A proposta de renegociação trazida pelo governo federal é de que os produtores rurais se reúnam em pequenos grupos, em uma espécie de consórcio, formando um fundo financeiro como forma de garantia para novos créditos junto ao Banco Nacional Desenvolvimento Social (BNDES). O sistema de aval cruzado teria grupos de 10 a 12 produtores que se avalizariam entre si. Além do produtor, indústria, banco e tesouro também participariam do fundo, já que estes últimos têm a intenção mitigar os riscos.

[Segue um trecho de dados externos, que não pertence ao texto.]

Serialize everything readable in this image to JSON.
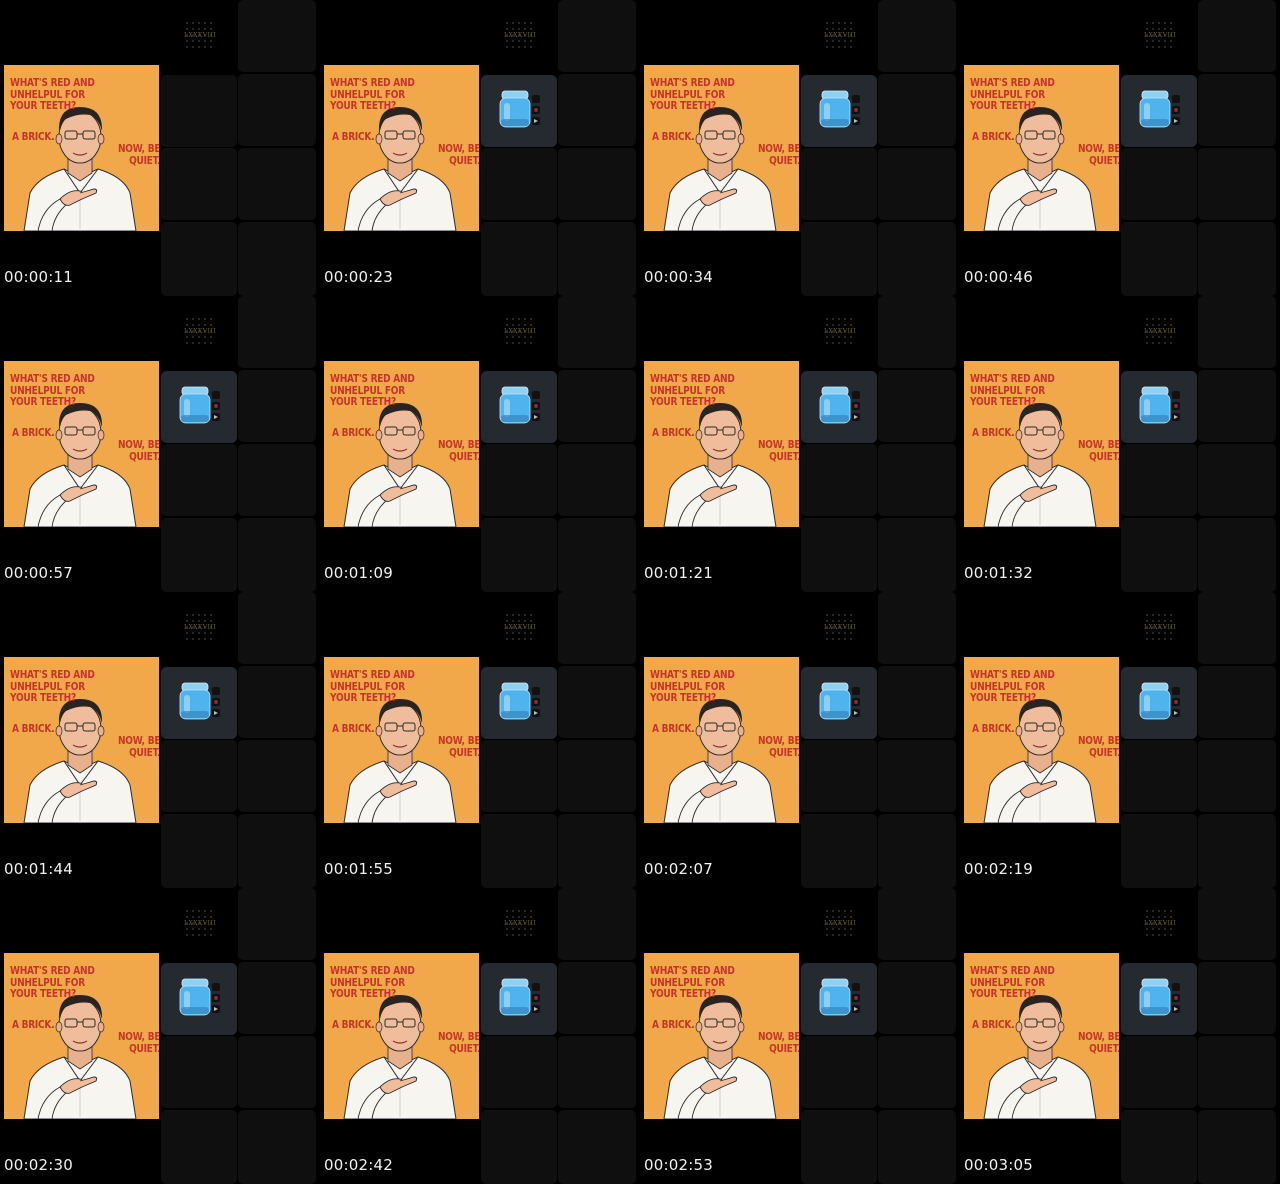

Com a redução do risco, os juros ficariam mais baixos. A intenção é trazer de volta par o mercado ativo o produtor que se inviabilizou pelo crédito.
A proposta preliminar do Ministério da Economia ainda será discutida pela Frente. “O que estamos passando agora para o produtor e para a cadeia produtiva é que se quebrar o produtor, todo mundo perde. Essa solidariedade tem que ser integrada. Ter uma inflação a 3,5% e os juros chegando a essas pessoas a 17 ou 18% com certeza não é financiamento, é um sócio oculto”, diz o presidente da FPA, deputado federal Alceu Moreira (MDB-RS), que afirmou que só os arrozeiros, por exemplo, têm uma dívida bancária de R$1,3 bilhões, sem contar as demais dívidas para terceiros.
O deputado federal Evair de Melo (PP-ES) reforçou que irá trabalhar junto com a FPA para poder apresentar ao setor uma saída sustentável para o produtor rural. “Agricultura é negócio a céu aberto e não tem contracheque. Estamos vulneráveis às mudanças climáticas, ao andar da carruagem da economia e de diversos outros fatores e o que pedimos é apenas uma oportunidade para continuar sendo o principal pilar da economia e, ao mesmo tempo, honrar nossos compromissos”.